Each protagonist in the various films is awe-provoking in their extreme passion – a quality I have been struggling to find within myself as I plan out grad school and my future goals.  We held our breath as Espen Fadnes dropped off the side of a mountain in a wingsuit designed to allow him to fly over 150 miles per hour sometimes just meters feet above the ground. We commiserated with Cedar Wright and Alex Honnold as they biked 750 miles between climbing California’s highest peaks without any rope. We struggled to watch Lindsey Van and the world’s premiere female ski jumpers push to get their event into the Olympic schedule for the first time. We dance in our seats as Harald Philipp and Thomas Öhler carved stunning paths down a treacherous part of the Alps called the Sea of Rock.  We soared through filmmaker Peter McBride’s visualization of the endangered importance of the Colorado River for ecosystems, energy, drinking water, and the life it has supported for thousands of years. We trembled watching the clash of mountain cultures between climbers Ueli Steck, Simone Moro, Jonathan Griffith and the local Sherpa as the alpinists’ attempt to cut a new route across Mount Everest interfered with the Sherpa’s needs and expectations while fixing lines for the commercial tour companies. We chuckled as we glimpsed World Kayak Champion Trip Deacon’s attempts to kayak the streets of San Francisco without his kayak – you’ll just have to check out the film to figure out what that means. Even the organization benefiting from ticket sales, GirlVentures, is awesome in its work empowering young girls to engage in outdoor activities that help them develop confidence, leadership, and self-identity while connecting with nature.

But while each of these amazing athletes are on the cutting edge of their sport – and often on the edge of human capability – I found myself wondering if these feats would still be possible in a future that follows or current progression of global pollution, environmental degradation, weather extremes due to climate change including unforeseen floods, multi-year droughts and astounding glacial recession.

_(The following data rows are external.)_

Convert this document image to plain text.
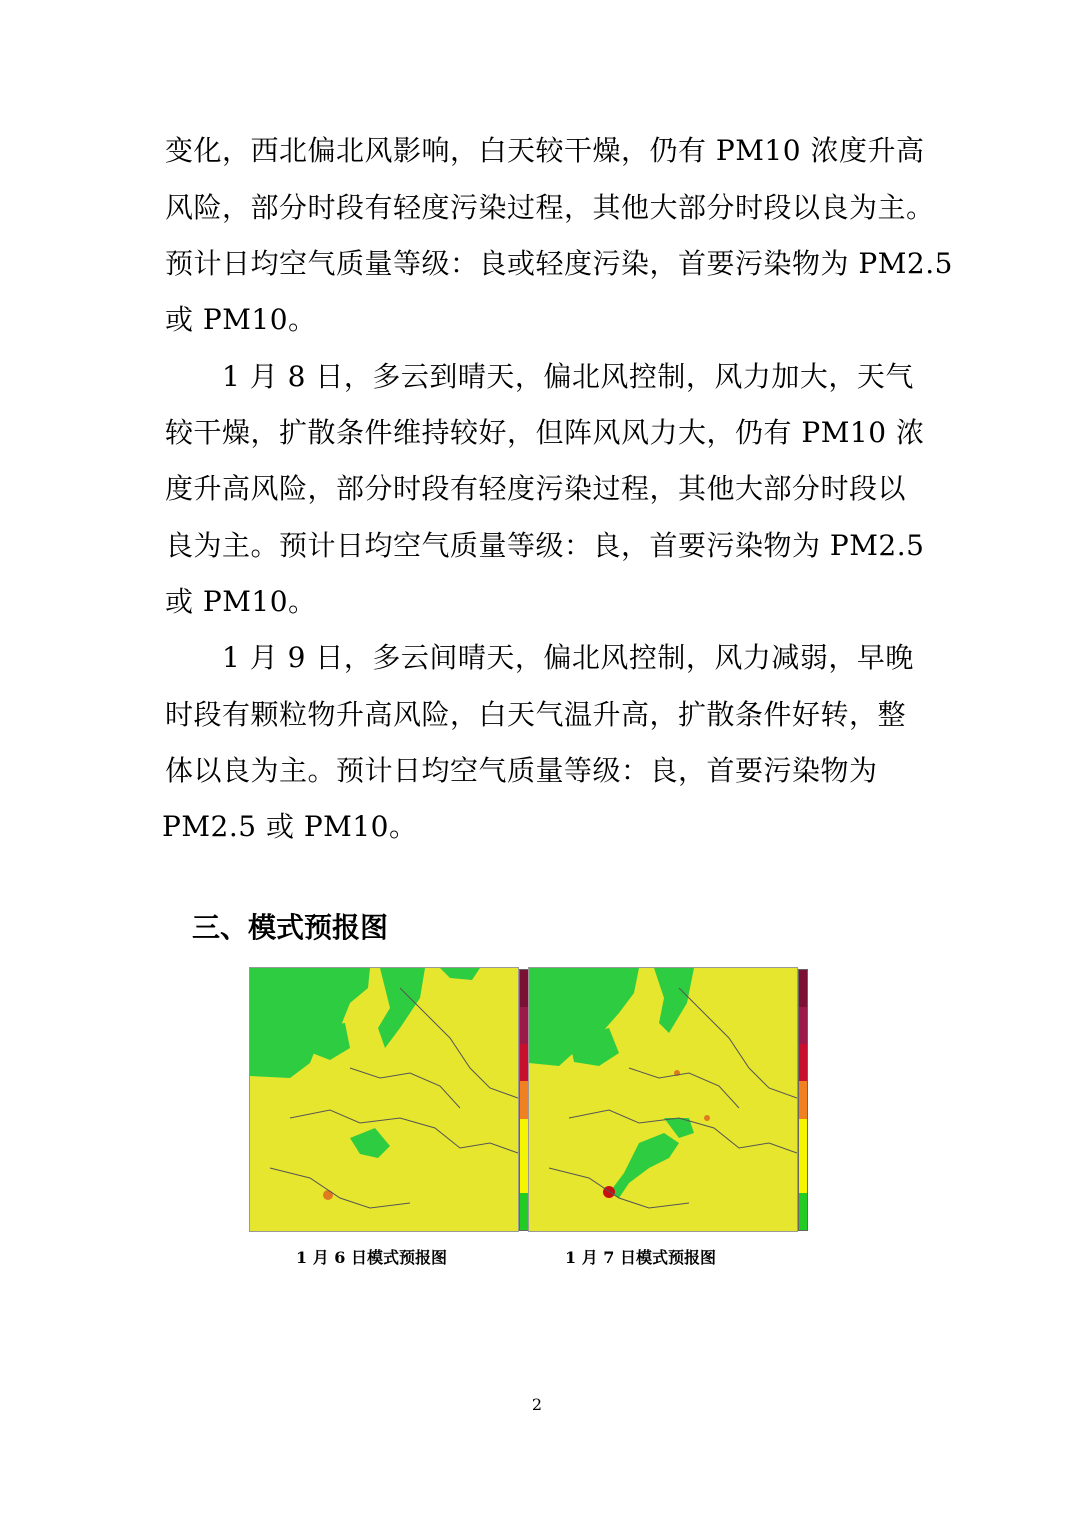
变化，西北偏北风影响，白天较干燥，仍有 PM10 浓度升高
风险，部分时段有轻度污染过程，其他大部分时段以良为主。
预计日均空气质量等级：良或轻度污染，首要污染物为 PM2.5
或 PM10。
1 月 8 日，多云到晴天，偏北风控制，风力加大，天气
较干燥，扩散条件维持较好，但阵风风力大，仍有 PM10 浓
度升高风险，部分时段有轻度污染过程，其他大部分时段以
良为主。预计日均空气质量等级：良，首要污染物为 PM2.5
或 PM10。
1 月 9 日，多云间晴天，偏北风控制，风力减弱，早晚
时段有颗粒物升高风险，白天气温升高，扩散条件好转，整
体以良为主。预计日均空气质量等级：良，首要污染物为
PM2.5 或 PM10。
三、模式预报图
1 月 6 日模式预报图	1 月 7 日模式预报图
2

Many of the films focus on people my age doing extreme acts of triumph. I often struggle to find my own triumphs in my career, education, family life or quotidian activities.  But these films helped me see that fear is natural – there are feats which are so ominous we would be crazy to approach them without some precaution. However, as the films reminded me, climbing mountains is about finding one sturdy handhold after another until you’ve reached the peak and can see all sides of the landscape around you, where you’ve come from and where you’re going next. Often times, here at NRDC and in the never-ending summit to keep strong environmental protections in place, we get discouraged and bogged down trying to find the next handhold in the cliff. So I challenge young environmentalists, including those who sat in the audience with me at the Banff Film Festival, to continue climbing the tallest peaks in the country but also to find a way to protect our National and Regional Parks; continue striving for gender equality on the slopes and for equal health protections for fence-line communities struggling with industrial pollution; continue pushing the limits of new sports (as quirky as they may be) but also push your Congressmen to protect our natural resources for the generations of nature lovers behind us.